On weekends, people attending religious services (and those who don’t) use the bike lane for parking, along Spruce and Pine streets, with impunity. The city and state look the other way because of an apparent “handshake agreement” between the religious institutions and the government. 

Next, take a stroll through any neighborhood in South Philadelphia—or a peak at the @NotAParkingSpot Twitter feed. Not only will you see dozens of motor vehicles parked in the center turning lane on Broad Street (illegally, and unticketed), but you will find active vehicles parked in crosswalks, on sidewalks, and in bike lanes, often unticketed.

The point is that whatever adverse effects the scooter might cause, they pale in comparison to violations that already routinely occur. A beefed-up right-of-way division could make sure all rules are enforced. 

Street Conditions

An opinion piece in the Philadelphia Inquirer published in August of 2018 argued against scooters because of current street conditions. 

“[T]here is no requirement for the city or [dockless scooter] company to upgrade infrastructure. Good luck dodging those monster craters on a flimsy electric scooter,” freelance journalist Ptah Gabrie wrote.

However, in many cities scooter companies are required to use part of their profits to invest in better city infrastructure, like bike lanes. The Bicycle Coalition is working with other organizations to make sure those same requirements would apply in Philly when and if e-scooter companies are invited into the city. 

What’s more, “street defeatism,” the notion that our streets will always be in a state of disrepair, isn’t a good reason to ban new transportation options. It disregards the power of advocacy and activism.

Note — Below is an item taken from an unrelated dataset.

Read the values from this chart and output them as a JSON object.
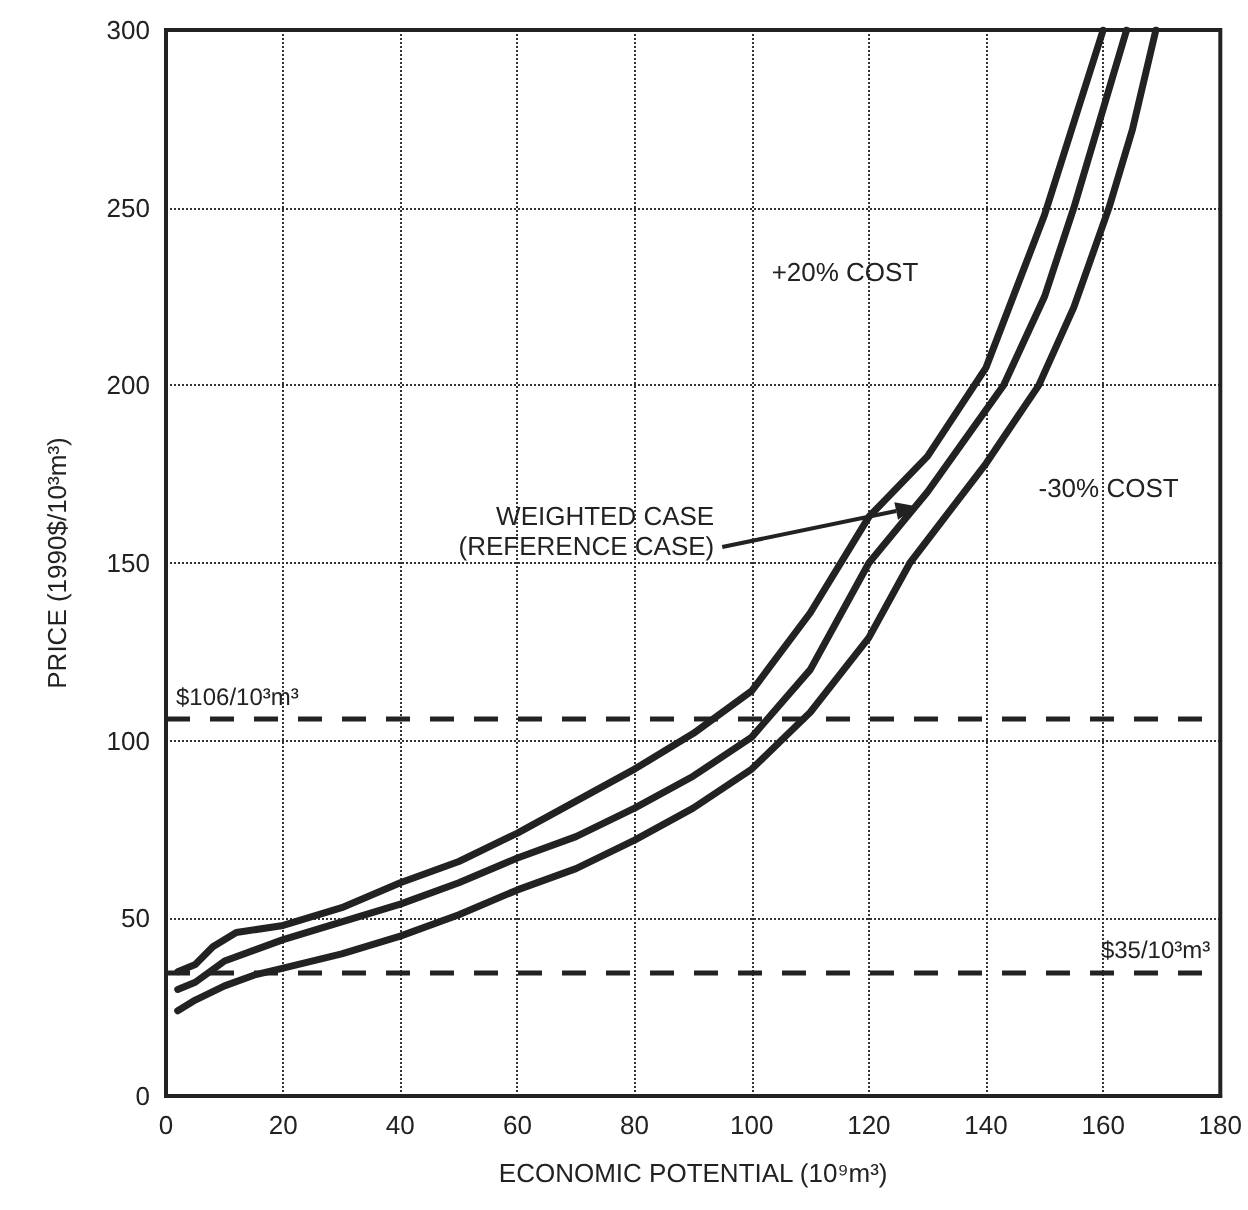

In December 2014, the Bicycle Coalition put out a report showing the city had a 1,000-mile backlog on paving streets. Philadelphia invests just a fraction of what other cities do in its streets department, the report found, and only had a single crew to do the work. 

The report said the city would need to hire a new paving crew and invest enough in the streets department to bring its approximately 50 miles of repaving per year to 130 miles per year, just to cut into the backlog.

In his most recent budget address, Mayor Jim Kenney proposed to put an additional $200 million toward street resurfacing in the next five years. He noted that by the end of that time,  Philadelphia would be repaving…that’s right… 130 miles of streets, per year.

If street defeatism had credence, you wouldn’t see bike lanes, bumped-out sidewalks, protected infrastructure, handicap-access ramps, bike sharing, streetside elevators into train stations and a whole host of other amenities created to allow for better access across transportation modes.

While e-scooters would certainly add some complications to the streets, any transportation alternative that discourages car usage should be welcomed.